Matthew Vienneau told CBC Radio on Friday that his sister Nicole was last seen on March 31 when she left her hotel near Hama for a day trip to a place called the Dead Cities, ancient ruins in northwest Syria.
Nicole Vienneau, 32, is missing in Syria, and was last seen on March 31.
(Vienneau family photo)
But hotel staff told him she did not return. He has also been told that Syrian police are searching the area.
Vienneau said his 32-year-old sister is an experienced adventure traveller.
"You have hope that … maybe she's just in prison, or at this point, one of our best-case scenarios is that she's been kidnapped, which is a very weird situation to be in, but at least in that case we'd know that she's alive."
Vienneau told The Early Edition that Canadian Foreign Affairs officials have done what they can, but that most of the information on his sister has come from people in Canada and Syria — who read about Nicole on the internet and offered to help.
Now, her family is asking anyone with family or friends in Syria to help them trace what may have happened.
"But you hope that, you know, maybe it's just something happened, she's in the mountains and it's remote, or she got unexpectedly delayed somewhere in the desert."
Vienneau said his sister is a careful woman who doesn't take stupid chances.

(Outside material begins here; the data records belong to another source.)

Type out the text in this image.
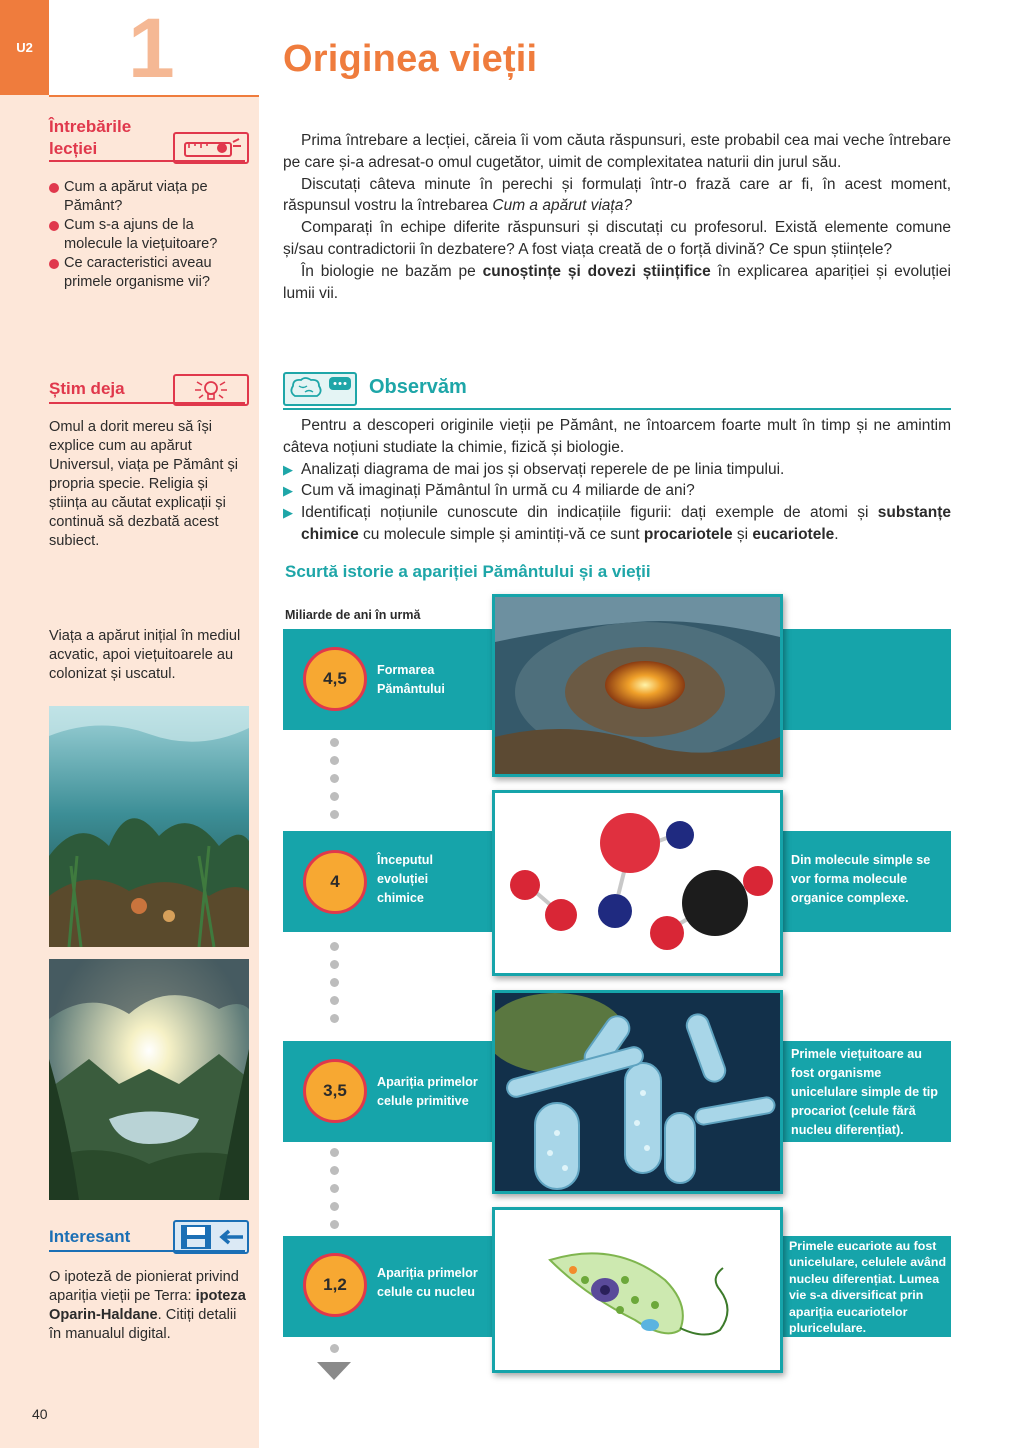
U2 1	Originea vieții
Întrebările lecției
Cum a apărut viața pe Pământ?
Cum s-a ajuns de la molecule la viețuitoare?
Ce caracteristici aveau primele organisme vii?
Știm deja
Omul a dorit mereu să își explice cum au apărut Universul, viața pe Pământ și propria specie. Religia și știința au căutat explicații și continuă să dezbată acest subiect.
Viața a apărut inițial în mediul acvatic, apoi viețuitoarele au colonizat și uscatul.
Interesant
O ipoteză de pionierat privind apariția vieții pe Terra: ipoteza Oparin-Haldane. Citiți detalii în manualul digital.
40

Prima întrebare a lecției, căreia îi vom căuta răspunsuri, este probabil cea mai veche întrebare pe care și-a adresat-o omul cugetător, uimit de complexitatea naturii din jurul său.

Discutați câteva minute în perechi și formulați într-o frază care ar fi, în acest moment, răspunsul vostru la întrebarea Cum a apărut viața?

Comparați în echipe diferite răspunsuri și discutați cu profesorul. Există elemente comune și/sau contradictorii în dezbatere? A fost viața creată de o forță divină? Ce spun științele?

În biologie ne bazăm pe cunoștințe și dovezi științifice în explicarea apariției și evoluției lumii vii.

Observăm

Pentru a descoperi originile vieții pe Pământ, ne întoarcem foarte mult în timp și ne amintim câteva noțiuni studiate la chimie, fizică și biologie.

▶ Analizați diagrama de mai jos și observați reperele de pe linia timpului.
▶ Cum vă imaginați Pământul în urmă cu 4 miliarde de ani?
▶ Identificați noțiunile cunoscute din indicațiile figurii: dați exemple de atomi și substanțe chimice cu molecule simple și amintiți-vă ce sunt procariotele și eucariotele.
Scurtă istorie a apariției Pământului și a vieții
Miliarde de ani în urmă
4,5	Formarea Pământului
4
Începutul evoluției chimice
Din molecule simple se vor forma molecule organice complexe.
3,5	Apariția primelor celule primitive
Primele viețuitoare au fost organisme unicelulare simple de tip procariot (celule fără nucleu diferențiat).
1,2
Apariția primelor celule cu nucleu
Primele eucariote au fost unicelulare, celulele având nucleu diferențiat. Lumea vie s-a diversificat prin apariția eucariotelor pluricelulare.
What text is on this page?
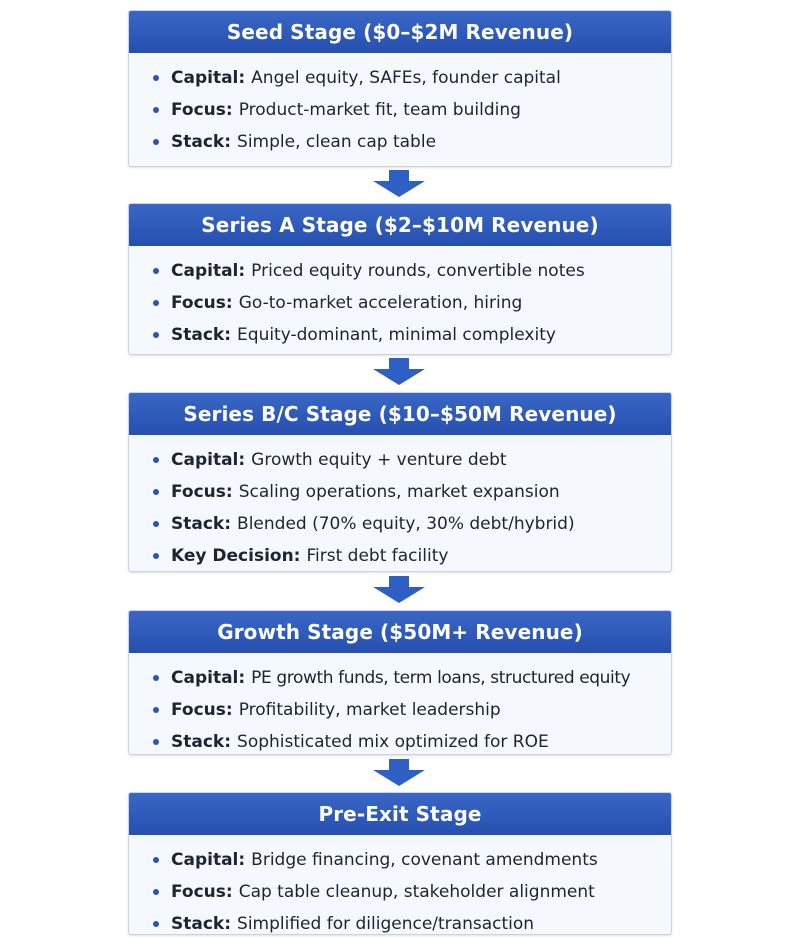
Seed Stage ($0–$2M Revenue)
Capital: Angel equity, SAFEs, founder capital
Focus: Product-market fit, team building
Stack: Simple, clean cap table
Series A Stage ($2–$10M Revenue)
Capital: Priced equity rounds, convertible notes
Focus: Go-to-market acceleration, hiring
Stack: Equity-dominant, minimal complexity
Series B/C Stage ($10–$50M Revenue)
Capital: Growth equity + venture debt
Focus: Scaling operations, market expansion
Stack: Blended (70% equity, 30% debt/hybrid)
Key Decision: First debt facility
Growth Stage ($50M+ Revenue)
Capital: PE growth funds, term loans, structured equity
Focus: Profitability, market leadership
Stack: Sophisticated mix optimized for ROE
Pre-Exit Stage
Capital: Bridge financing, covenant amendments
Focus: Cap table cleanup, stakeholder alignment
Stack: Simplified for diligence/transaction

"It's almost impossible to imagine that something might have happened. And the constant reassurances from the Syrians that nothing like this happens, it's very unusual, and if something had happened, we'd know about it.
"For someone to just disappear is so strange that it gives you hope that it's something so out there, we never would have thought of it, but she's OK and just waiting for us to come find her."
Nicole Vienneau, 32, is missing in Syria, and was last seen on March 31.